Kata-kata mereka terdengar cukup kasar dan itu membuat Altair sedih... Teman-temannya juga menyadari hal itu.


" Tidak apa-apa, Altair. Jangan dengarkan mereka, perkataan buruk orang lain tidak perlu dimasukkan ke dalam hati." ucap Adriana memberi semangat kepada Altair.


Daphine menyetujui hal itu, " Itu benar. Kamu itu seperti karya seni.
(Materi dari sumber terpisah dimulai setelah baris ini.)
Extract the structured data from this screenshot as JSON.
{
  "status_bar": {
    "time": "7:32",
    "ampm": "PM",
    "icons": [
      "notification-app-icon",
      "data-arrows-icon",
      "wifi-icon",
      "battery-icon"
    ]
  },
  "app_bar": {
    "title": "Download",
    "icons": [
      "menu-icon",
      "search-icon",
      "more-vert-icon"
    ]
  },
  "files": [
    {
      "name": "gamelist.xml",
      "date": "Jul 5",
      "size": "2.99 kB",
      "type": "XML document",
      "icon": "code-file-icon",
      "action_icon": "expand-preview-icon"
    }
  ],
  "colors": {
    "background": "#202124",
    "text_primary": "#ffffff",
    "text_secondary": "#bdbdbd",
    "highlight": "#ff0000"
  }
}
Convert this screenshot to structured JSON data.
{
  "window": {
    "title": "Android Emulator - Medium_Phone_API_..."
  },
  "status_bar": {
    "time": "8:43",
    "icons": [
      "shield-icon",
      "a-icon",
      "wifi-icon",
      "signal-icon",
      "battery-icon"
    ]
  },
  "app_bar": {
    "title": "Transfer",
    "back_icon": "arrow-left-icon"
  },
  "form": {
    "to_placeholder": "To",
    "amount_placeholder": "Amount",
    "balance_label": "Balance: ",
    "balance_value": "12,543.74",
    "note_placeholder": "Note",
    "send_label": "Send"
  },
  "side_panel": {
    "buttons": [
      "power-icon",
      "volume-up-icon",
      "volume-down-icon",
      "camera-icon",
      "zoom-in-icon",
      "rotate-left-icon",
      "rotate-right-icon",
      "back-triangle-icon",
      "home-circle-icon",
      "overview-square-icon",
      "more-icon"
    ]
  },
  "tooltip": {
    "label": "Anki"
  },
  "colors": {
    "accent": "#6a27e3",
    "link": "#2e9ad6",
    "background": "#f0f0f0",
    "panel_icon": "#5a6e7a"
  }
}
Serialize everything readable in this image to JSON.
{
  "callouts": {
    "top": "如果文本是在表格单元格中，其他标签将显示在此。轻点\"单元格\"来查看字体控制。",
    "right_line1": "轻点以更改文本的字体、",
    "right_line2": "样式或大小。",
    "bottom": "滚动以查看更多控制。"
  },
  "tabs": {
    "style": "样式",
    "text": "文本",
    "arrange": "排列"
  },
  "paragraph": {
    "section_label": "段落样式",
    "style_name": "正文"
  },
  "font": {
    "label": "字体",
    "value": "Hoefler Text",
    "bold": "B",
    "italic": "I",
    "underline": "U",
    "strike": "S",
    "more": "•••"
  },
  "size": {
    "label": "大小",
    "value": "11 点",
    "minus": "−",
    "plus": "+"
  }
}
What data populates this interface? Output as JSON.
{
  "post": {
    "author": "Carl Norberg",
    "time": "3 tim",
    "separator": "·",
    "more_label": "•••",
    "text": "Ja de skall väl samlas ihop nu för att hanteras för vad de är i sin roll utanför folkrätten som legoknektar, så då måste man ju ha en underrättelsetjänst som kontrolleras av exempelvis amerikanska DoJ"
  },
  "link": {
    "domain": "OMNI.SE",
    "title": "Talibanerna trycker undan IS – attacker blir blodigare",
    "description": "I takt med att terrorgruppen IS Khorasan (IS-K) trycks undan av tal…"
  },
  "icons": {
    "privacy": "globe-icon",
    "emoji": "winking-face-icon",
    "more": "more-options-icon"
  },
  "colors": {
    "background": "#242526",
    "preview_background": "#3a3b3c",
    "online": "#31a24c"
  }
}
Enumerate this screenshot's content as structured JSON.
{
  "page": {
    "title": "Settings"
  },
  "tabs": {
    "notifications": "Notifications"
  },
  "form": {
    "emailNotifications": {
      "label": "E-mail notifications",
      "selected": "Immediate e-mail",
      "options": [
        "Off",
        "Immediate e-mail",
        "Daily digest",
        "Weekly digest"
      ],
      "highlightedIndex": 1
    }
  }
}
Tidak semua orang mengerti tentang dirimu, tetapi orang-orang yang mengerti, tidak akan pernah melupakanmu selamanya. DAN... Orang yg memiliki sifat sok tahu, hanya akan memperdalam ketidaktahuan yang dimilikinya. " ucapnya cukup lantang sampai orang-orang yang tadi bisik-bisik langsung bungkam dan merasa malu.


Altair pun kembali tertawa berkat teman-temannya, " Terima kasih, kalian benar-benar sangat baik. " ucap Altair kepada mereka.


Dan keduanya pun senang mendengar itu... Mereka pun kembali menikmati pesta dan tertawa bersama. Saat seseorang datang dari belakang menghampiri mereka...


" Altair.. " orang itu memanggil nya.


Dan Altair yang dipanggil pun langsung menoleh kearahnya, " Guru? Ada apa? " tanyanya, ya kepada Mira.


Jujur saja saat ini Altair sedang terpukau, Mira yang biasanya selalu memakai pakaian kesatria meski datang ke pesta, kini berdiri dihadapan nya dengan gaun indah yang ia pakai dan riasan yang sangat cantik.


Ia baru tersadar ketika mendengar apa yang dikatakan Mira padanya kemudian, " Yang mulia Kaisar memanggilmu. " ucapnya, yang membuat Altair tiba-tiba jadi gugup.